You are viewing a plain text version of this content. The canonical link for it is here.
Posted to dev@jclouds.apache.org by Spandan Thakur <sp...@gmail.com> on 2017/02/24 05:33:08 UTC

Asynchronous Implementation in Jcloud

Hi,

We noticed that 3-4 years back jClouds had async implementations which was then deprecated and removed: https://issues.apache.org/jira/browse/JCLOUDS-40 

We were wondering why this decision to deprecate the Async implementation was made?

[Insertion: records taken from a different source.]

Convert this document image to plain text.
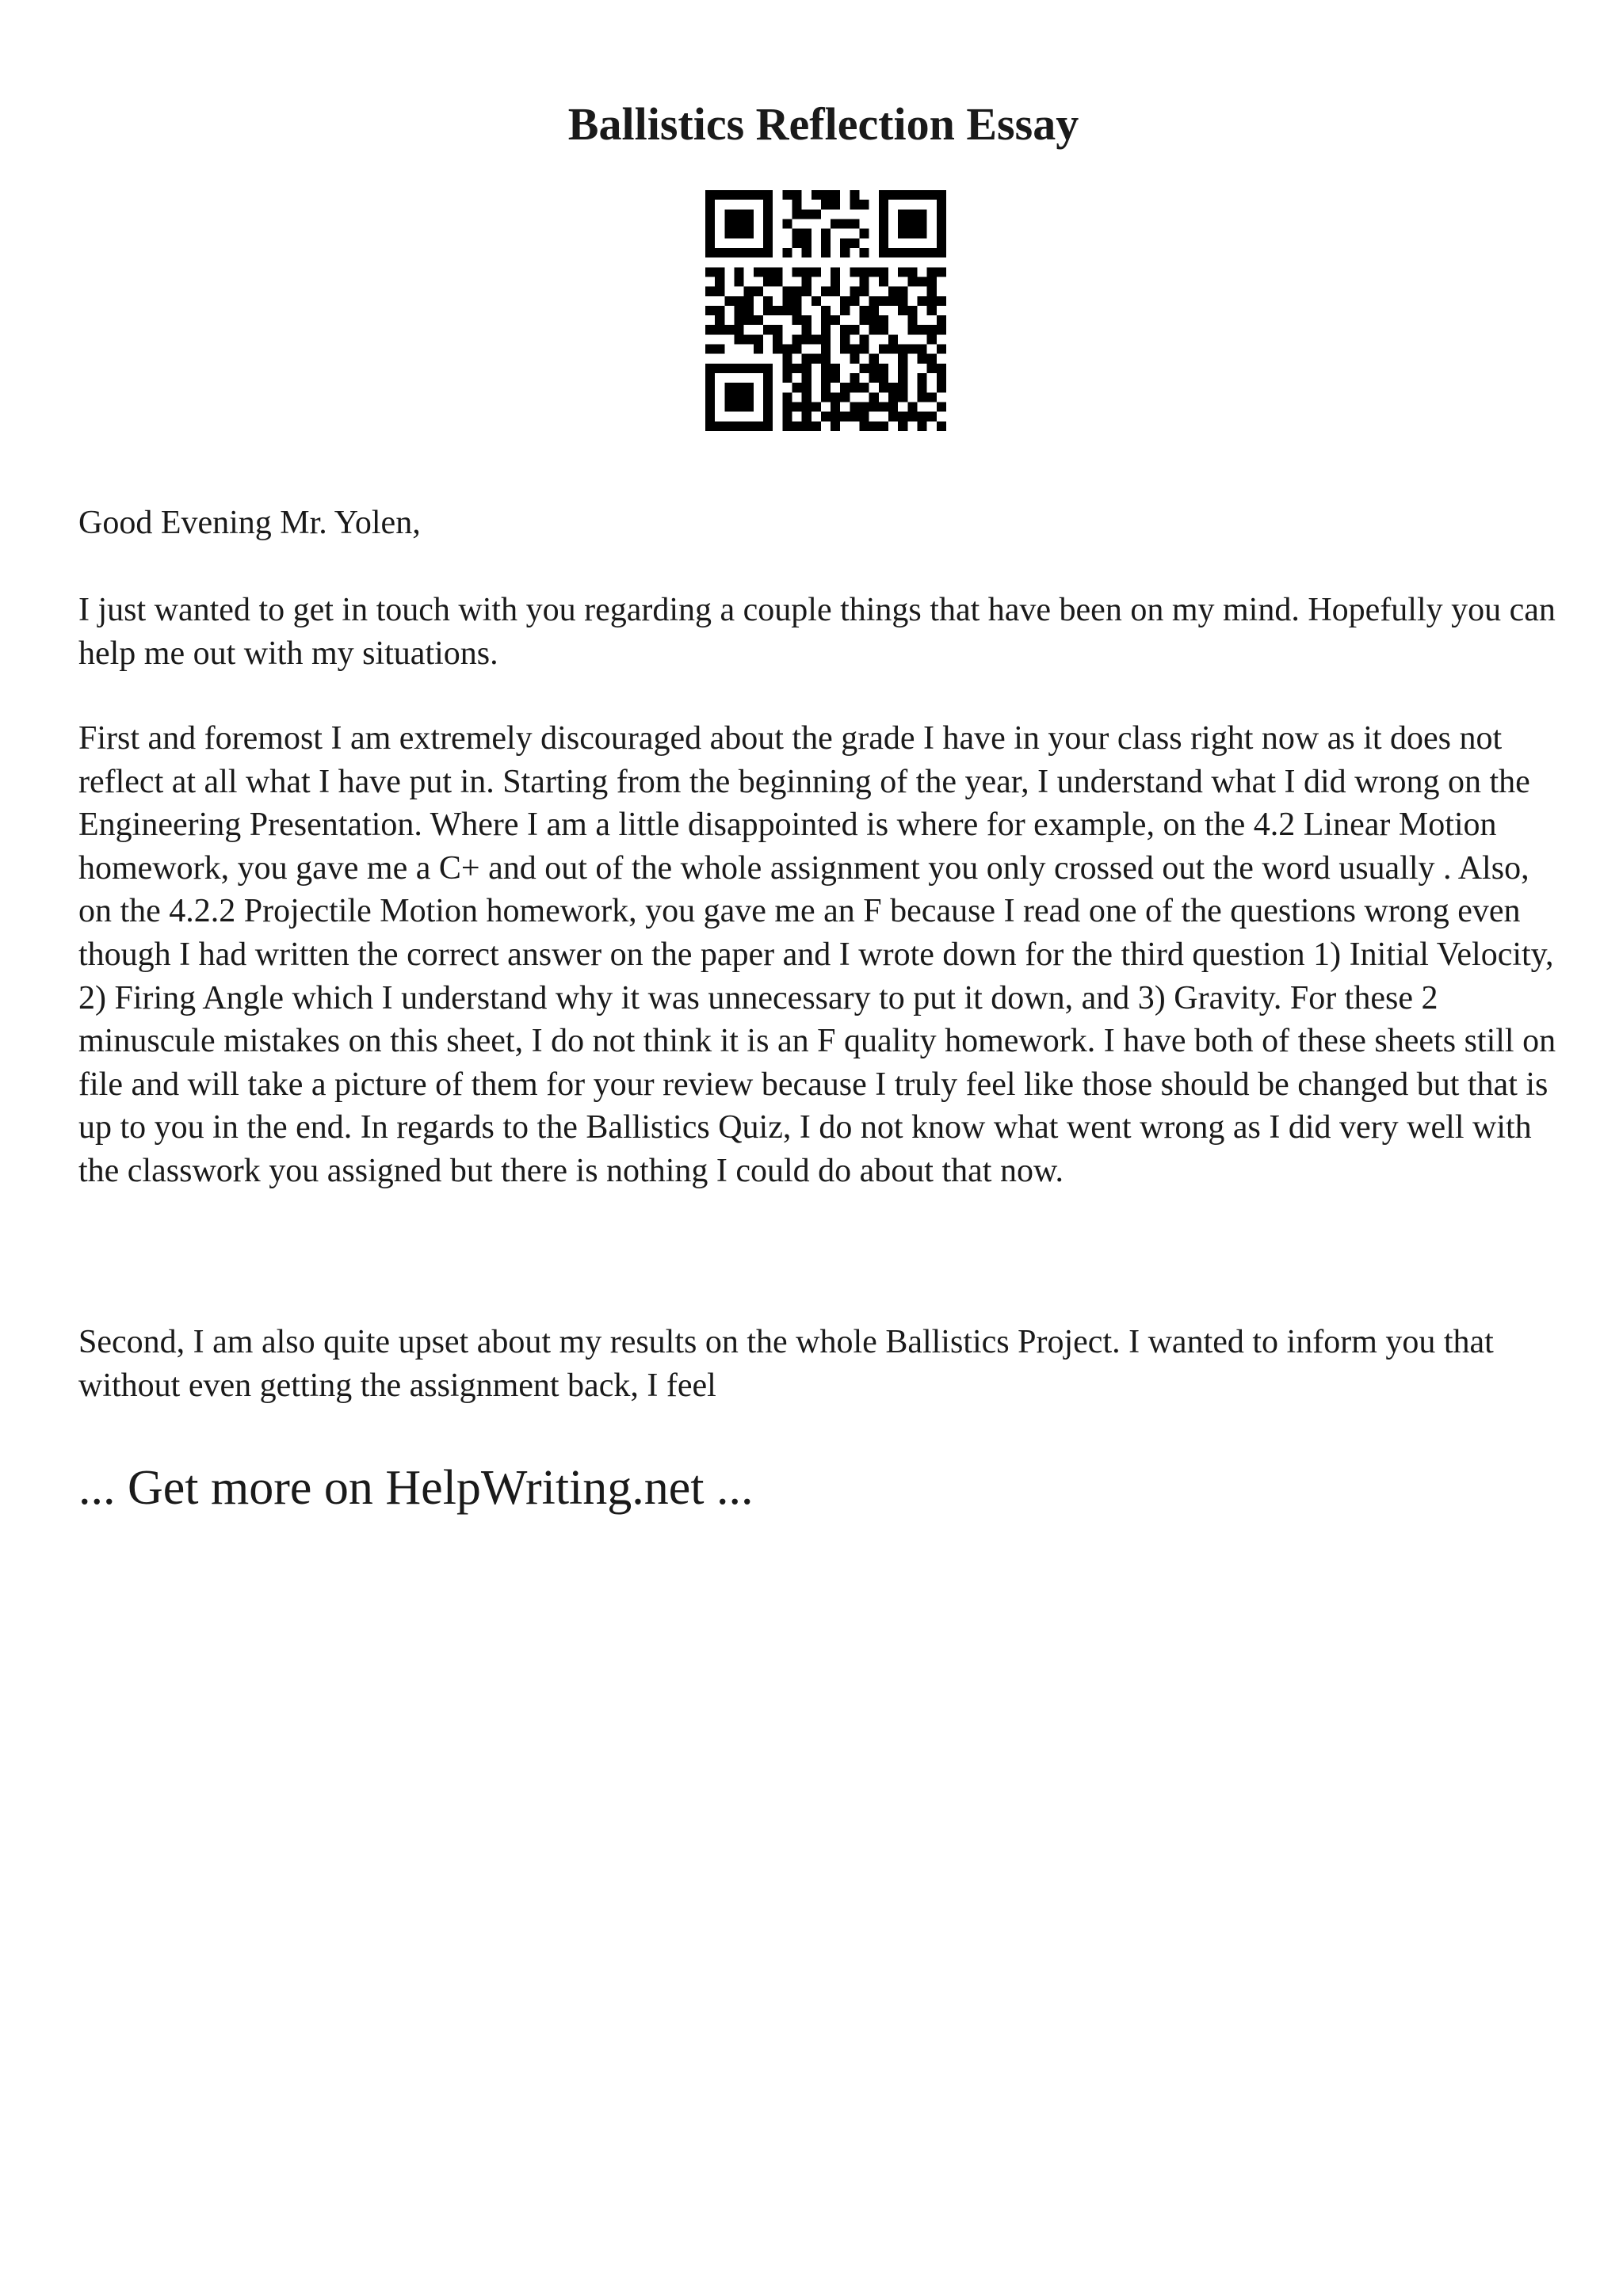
Ballistics Reflection Essay

Good Evening Mr. Yolen,

I just wanted to get in touch with you regarding a couple things that have been on my mind. Hopefully you can help me out with my situations.

First and foremost I am extremely discouraged about the grade I have in your class right now as it does not reflect at all what I have put in. Starting from the beginning of the year, I understand what I did wrong on the Engineering Presentation. Where I am a little disappointed is where for example, on the 4.2 Linear Motion homework, you gave me a C+ and out of the whole assignment you only crossed out the word usually . Also, on the 4.2.2 Projectile Motion homework, you gave me an F because I read one of the questions wrong even though I had written the correct answer on the paper and I wrote down for the third question 1) Initial Velocity, 2) Firing Angle which I understand why it was unnecessary to put it down, and 3) Gravity. For these 2 minuscule mistakes on this sheet, I do not think it is an F quality homework. I have both of these sheets still on file and will take a picture of them for your review because I truly feel like those should be changed but that is up to you in the end. In regards to the Ballistics Quiz, I do not know what went wrong as I did very well with the classwork you assigned but there is nothing I could do about that now.

Second, I am also quite upset about my results on the whole Ballistics Project. I wanted to inform you that without even getting the assignment back, I feel

... Get more on HelpWriting.net ...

The reason I ask this question is that we are using a S3 proxy (https://github.com/andrewgaul/s3proxy) which internally uses jClouds. The problem is that the throughput is limited by the number of threads in the server to handle the request. We were planning to do changes to go to async for better performance and then we noticed your jira issue to remove async.

Regards,
Spandan Thakur

Re: Planning Changes for Only Azure

Posted by Andrew Gaul <ga...@apache.org>.
Spandan, I am still waiting for your response to the third paragraph
below.

On Tue, Mar 21, 2017 at 07:52:29PM -0400, Andrew Gaul wrote:
> [Sorry for my delayed responses previously and for the next week; I am
> traveling.]
> 
> We generally follow a "rule of three" for new additions to the portable
> abstractions like BlobStore, where three implementations need to support
> some functionality before we percolate it to the abstraction.  Since
> this functionality does not really require provider support, what
> benefit does skipping the other implementations give?  I am happy to
> review incomplete work to make sure we have consensus on the approach
> but merging should have all functionality.
> 
> I also wonder if a simpler implementation of async might suit your
> needs?  What if provider added a putBlob implementation which returned
> an OutputStream[1] which S3Proxy could push through Jetty to write
> asynchronously?  This would address a popular user request.
> 
> [1] https://issues.apache.org/jira/browse/JCLOUDS-769
> 
> On Thu, Mar 16, 2017 at 05:17:07AM -0000, Spandan Thakur wrote:
> > Hi Andrew,
> > 
> > Thanks for all the feedback :)
> > 
> > I had one final question. So for the real implementation we are planning to start with important methods on the AzureBlobStore (put, get, delete,etc) and then move to other methods in AzureBlobStore. Do note that our focus is only on Azure (as of now) and we are planning to throw unsupported error for other stores.
> > 
> > Is this ok as far as contribution goes? Can we first have a azure related async implementation and throwing unsupported exceptions for other stores?
> > 
> > Regards,
> > Spandan
> > 
> > 
> 
> -- 
> Andrew Gaul
> http://gaul.org/

-- 
Andrew Gaul
http://gaul.org/

Re: Planning Changes for Only Azure

Posted by Andrew Gaul <ga...@apache.org>.
[Sorry for my delayed responses previously and for the next week; I am
traveling.]

We generally follow a "rule of three" for new additions to the portable
abstractions like BlobStore, where three implementations need to support
some functionality before we percolate it to the abstraction.  Since
this functionality does not really require provider support, what
benefit does skipping the other implementations give?  I am happy to
review incomplete work to make sure we have consensus on the approach
but merging should have all functionality.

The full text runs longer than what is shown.